In terms of performance, ECH involves a little more cryptographic workThe ClientHelloInner needs to be encrypted and decrypted, ECH public keys need to be handled, etc. On modern equipment, this represents an almost imperceptible overhead, but on very old or very resource-constrained devices, it could add some latency to the connection establishment.

The reality is that TLS 1.3, QUIC, and modern optimizations more than compensate for that small extra cost.TLS 1.3 requires fewer round trips to establish a connection, QUIC reduces latency at the transport level, and overall, browsing ends up being faster than with older TLS 1.2, even with ECH added to the equation.
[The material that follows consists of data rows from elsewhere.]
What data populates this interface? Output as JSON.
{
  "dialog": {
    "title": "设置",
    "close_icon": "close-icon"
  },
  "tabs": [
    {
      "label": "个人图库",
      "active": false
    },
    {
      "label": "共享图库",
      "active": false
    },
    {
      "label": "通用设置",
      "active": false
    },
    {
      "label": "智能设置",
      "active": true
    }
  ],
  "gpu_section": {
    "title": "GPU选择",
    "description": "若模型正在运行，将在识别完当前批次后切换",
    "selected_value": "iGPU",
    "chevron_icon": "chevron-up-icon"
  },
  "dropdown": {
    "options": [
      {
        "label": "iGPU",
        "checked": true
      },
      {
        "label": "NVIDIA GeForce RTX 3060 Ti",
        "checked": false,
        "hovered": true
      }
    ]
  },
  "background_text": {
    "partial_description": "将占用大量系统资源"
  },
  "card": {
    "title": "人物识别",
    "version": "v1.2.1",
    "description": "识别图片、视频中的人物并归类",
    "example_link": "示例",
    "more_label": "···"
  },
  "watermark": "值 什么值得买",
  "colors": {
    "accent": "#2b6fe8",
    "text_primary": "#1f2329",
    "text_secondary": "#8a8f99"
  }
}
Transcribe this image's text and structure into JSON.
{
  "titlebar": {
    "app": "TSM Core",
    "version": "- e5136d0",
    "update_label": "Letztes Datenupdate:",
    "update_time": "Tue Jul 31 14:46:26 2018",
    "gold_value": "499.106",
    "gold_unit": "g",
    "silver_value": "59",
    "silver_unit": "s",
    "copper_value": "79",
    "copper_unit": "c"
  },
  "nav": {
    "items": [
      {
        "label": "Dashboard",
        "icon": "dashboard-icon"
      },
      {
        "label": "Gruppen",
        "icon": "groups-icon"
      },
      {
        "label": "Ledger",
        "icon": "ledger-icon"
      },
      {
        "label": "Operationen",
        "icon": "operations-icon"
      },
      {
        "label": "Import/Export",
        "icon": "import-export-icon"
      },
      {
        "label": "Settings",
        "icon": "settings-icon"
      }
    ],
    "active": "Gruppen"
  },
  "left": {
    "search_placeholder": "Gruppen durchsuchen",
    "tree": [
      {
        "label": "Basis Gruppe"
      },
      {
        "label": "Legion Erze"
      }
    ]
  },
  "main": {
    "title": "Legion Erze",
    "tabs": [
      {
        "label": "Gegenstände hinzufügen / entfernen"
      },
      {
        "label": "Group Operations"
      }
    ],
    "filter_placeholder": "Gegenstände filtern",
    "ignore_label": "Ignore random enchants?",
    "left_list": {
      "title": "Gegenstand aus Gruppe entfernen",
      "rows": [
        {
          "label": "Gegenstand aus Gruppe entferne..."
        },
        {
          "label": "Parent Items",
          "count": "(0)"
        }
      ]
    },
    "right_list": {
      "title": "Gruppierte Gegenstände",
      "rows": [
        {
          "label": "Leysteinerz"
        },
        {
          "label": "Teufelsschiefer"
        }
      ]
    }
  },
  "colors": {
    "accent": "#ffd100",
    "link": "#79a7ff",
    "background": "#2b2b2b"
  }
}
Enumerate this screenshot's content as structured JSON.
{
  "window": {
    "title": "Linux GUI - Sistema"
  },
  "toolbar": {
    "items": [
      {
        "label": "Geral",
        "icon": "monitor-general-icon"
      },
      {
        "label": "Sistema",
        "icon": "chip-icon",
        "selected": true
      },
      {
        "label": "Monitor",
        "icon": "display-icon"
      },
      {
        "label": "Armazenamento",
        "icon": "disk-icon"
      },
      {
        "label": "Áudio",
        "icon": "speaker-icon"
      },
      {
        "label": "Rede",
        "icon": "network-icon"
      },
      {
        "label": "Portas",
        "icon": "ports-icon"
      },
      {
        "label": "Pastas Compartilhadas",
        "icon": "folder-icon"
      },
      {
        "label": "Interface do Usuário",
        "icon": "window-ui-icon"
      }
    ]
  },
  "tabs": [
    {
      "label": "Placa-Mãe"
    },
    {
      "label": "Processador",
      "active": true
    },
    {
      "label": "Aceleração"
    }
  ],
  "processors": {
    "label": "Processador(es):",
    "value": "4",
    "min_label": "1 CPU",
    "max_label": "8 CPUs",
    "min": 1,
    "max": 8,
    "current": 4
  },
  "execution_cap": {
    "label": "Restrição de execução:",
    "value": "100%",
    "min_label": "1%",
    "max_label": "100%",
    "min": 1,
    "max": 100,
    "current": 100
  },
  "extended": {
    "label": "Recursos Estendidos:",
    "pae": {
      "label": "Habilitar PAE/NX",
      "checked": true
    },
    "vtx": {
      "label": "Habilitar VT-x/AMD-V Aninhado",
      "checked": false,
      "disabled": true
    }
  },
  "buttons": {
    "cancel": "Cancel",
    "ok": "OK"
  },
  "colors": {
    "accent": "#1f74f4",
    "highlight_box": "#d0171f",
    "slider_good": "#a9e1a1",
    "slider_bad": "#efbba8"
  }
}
Practical advantages and disadvantages of activating ECH

Among the main advantages of ECH, several very clear ones can be highlighted.:

• Enhanced privacy against network operators and observersThe domain you're accessing no longer travels in plain text within the SNI. Intermediaries can no longer easily monitor or profile which websites you visit simply by looking at the TLS handshake.
• It makes selective website blocking more difficult.Systems that rely on reading the National Information System (NIS) to apply censorship or access restrictions are no longer working. This forces the use of more complex, expensive, and less precise methods if content filtering is to continue.
• Compatibility with existing security infrastructureECH does not require redesigning TLS or discarding servers. It is implemented as an extension in browsers, web servers (Nginx, Apache, etc.), and CDNs. Simply update your software and enable the relevant options.

But there are also disadvantages and limitations that should not be ignored.:

• Incomplete compatibilityNot all servers, TLS libraries, and security tools yet support ECH. This can lead to connection failures, unusual errors, or strange behavior while adoption continues to mature.
• Need for updates and maintenanceFor ECH to remain effective, browsers, servers, DNS resolvers, and CDNs must be kept up to date. It's not a "turn it on and forget it" situation; there will be key changes, configuration adjustments, and new versions of the standard.
• Increased processing loadEven if small, the additional encryption of the handshake adds work for both the client and the server. In very high traffic environments or hardware very limited, it may be a factor to consider.
• Adoption still limitedAlthough giants like Cloudflare, Mozilla, and Google are pushing hard, many platforms and services still don't speak "ECH natively," which reduces their overall impact in the short term.

In any case, for most users the advantages far outweigh the disadvantages.If you don't rely on local DNS-based parental controls or classic corporate filters, enabling ECH and DoH is often a very good idea to gain privacy without sacrificing convenience.

Looking at the big picture, ECH is the last major brick missing from the wall of web encryption.TLS 1.3 brings security and speed, QUIC accelerates connections, DoH and DoT hide DNS queries, and ECH finally closes the SNI and ClientHello "window." The TLS protocol had been plagued by this metadata leakage for years, and the collaboration of the IETF, major CDNs, and browsers has allowed for the design of a robust solution that, although still being refined, clearly points the way toward an internet where it is increasingly difficult to snoop on which websites you visit without directly breaking the connection or violating the law.